Here’s where Anne Lamott and Stephen King’s advice breaks down: Writing is an act of communication. Most people write because they feel like they have something to say. And if you have something to say, talking to yourself starts to feel kind of sad and weird after a while. The fact is that the best way to communicate to the most number of people is to get your writing published.
This isn’t just about writing, of course. This is about the tension between doing whatEVER you love for its own sake, versus wanting external validation for that thing.
It’s no different with anything that people work hard to become good at. If you love baking, you usually don’t sit around eating all those pastries by yourself. If you make art or do research or know how to help people fix things (or themselves), there comes a point at which it would be unnatural not to share those things with the broader public. Mike Mulligan and Mary Anne loved to dig and were good at it, but they didn’t just dig holes in their own backyard — they dug for other people AND (gasp!) FOR MONEY.
Another way of saying this: Our gifts are meant to be shared. Sharing the things we love doing and are good at is how we each make an imprint on the world, no matter how small. If you’re spiritually inclined, sharing your gifts is one way you worship.
The hard truth of this: There are a lot of very gifted people out there, and relatively narrow opportunities for gift-sharing. You could spend all of your time trying to share your gift (trying to get published, get a gallery show, open your business, etc.) at the expense of actually doing what you love. And that’s just as silly as keeping your gift all to yourself.
I don’t have much relief to offer when it comes to this tension between doing what we love and wanting to share those things with the public. But that’s okay; not all tension is bad, or needs to be relieved. Also (I never thought I’d say this), in many ways this is the genius of the internet: I can easily publish my writing online, and some people will read it — even if it’s just my friends and family — and offer comments and feedback. I write because I love it, and because I need to write to rid my head of the pressure of unexpressed thoughts, but it’s those comments and feedback that keep me going, that tell me I’m not just shouting into a void.
Nevertheless, I keep the end of Mike Mulligan and His Steam Shovel in mind as a cautionary tale. With their enormous audience, Mike and Mary Anne DO accomplish what nobody thought they could: they dig the Popperville town hall basement in just one day. But they’re digging so well and so fast that they forget one crucial thing: they forget to leave a way out for themselves.

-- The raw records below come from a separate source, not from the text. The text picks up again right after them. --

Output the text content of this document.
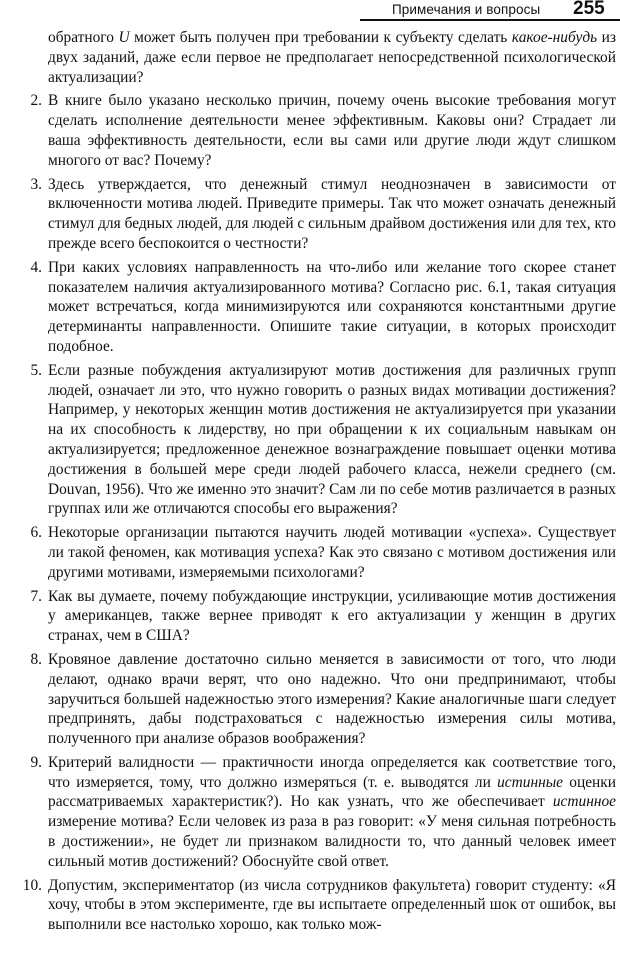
Примечания и вопросы 255
обратного U может быть получен при требовании к субъекту сделать какое-нибудь из двух заданий, даже если первое не предполагает непосредственной психологической актуализации?
2. В книге было указано несколько причин, почему очень высокие требования могут сделать исполнение деятельности менее эффективным. Каковы они? Страдает ли ваша эффективность деятельности, если вы сами или другие люди ждут слишком многого от вас? Почему?
3. Здесь утверждается, что денежный стимул неоднозначен в зависимости от включенности мотива людей. Приведите примеры. Так что может означать денежный стимул для бедных людей, для людей с сильным драйвом достижения или для тех, кто прежде всего беспокоится о честности?
4. При каких условиях направленность на что-либо или желание того скорее станет показателем наличия актуализированного мотива? Согласно рис. 6.1, такая ситуация может встречаться, когда минимизируются или сохраняются константными другие детерминанты направленности. Опишите такие ситуации, в которых происходит подобное.
5. Если разные побуждения актуализируют мотив достижения для различных групп людей, означает ли это, что нужно говорить о разных видах мотивации достижения? Например, у некоторых женщин мотив достижения не актуализируется при указании на их способность к лидерству, но при обращении к их социальным навыкам он актуализируется; предложенное денежное вознаграждение повышает оценки мотива достижения в большей мере среди людей рабочего класса, нежели среднего (см. Douvan, 1956). Что же именно это значит? Сам ли по себе мотив различается в разных группах или же отличаются способы его выражения?
6. Некоторые организации пытаются научить людей мотивации «успеха». Существует ли такой феномен, как мотивация успеха? Как это связано с мотивом достижения или другими мотивами, измеряемыми психологами?
7. Как вы думаете, почему побуждающие инструкции, усиливающие мотив достижения у американцев, также вернее приводят к его актуализации у женщин в других странах, чем в США?
8. Кровяное давление достаточно сильно меняется в зависимости от того, что люди делают, однако врачи верят, что оно надежно. Что они предпринимают, чтобы заручиться большей надежностью этого измерения? Какие аналогичные шаги следует предпринять, дабы подстраховаться с надежностью измерения силы мотива, полученного при анализе образов воображения?
9. Критерий валидности — практичности иногда определяется как соответствие того, что измеряется, тому, что должно измеряться (т. е. выводятся ли истинные оценки рассматриваемых характеристик?). Но как узнать, что же обеспечивает истинное измерение мотива? Если человек из раза в раз говорит: «У меня сильная потребность в достижении», не будет ли признаком валидности то, что данный человек имеет сильный мотив достижений? Обоснуйте свой ответ.
10. Допустим, экспериментатор (из числа сотрудников факультета) говорит студенту: «Я хочу, чтобы в этом эксперименте, где вы испытаете определенный шок от ошибок, вы выполнили все настолько хорошо, как только мож-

Virginia Lee Burton creates a charming ending out of Mike Mulligan’s critical error; Mike and Mary Anne stay in the basement. Mary Anne is converted into the furnace for the new town hall, and Mike serves as janitor. They live out their days in the town hall basement, surrounded by the grateful citizens of Popperville. It’s a happy ending.
After all, this is a children’s book.
But I take away a darker meaning; the ending of Mike Mulligan and His Steam Shovel reminds me that it’s possible to become so engrossed in our work, so caught up in our audience’s validation, that we forget to leave a way out. I love to write, I want to share my writing, and I don’t think that it’s wrong to live in the tension between doing something for yourself and also desiring an audience. But neither of those things is my whole life. Mike Mulligan and Mary Anne taught me that it’s important to always leave a way out, an exit up into the fresh air of the rest of our lives. I don’t want to be trapped in a basement of my own design, no matter how well or how quickly I dug it.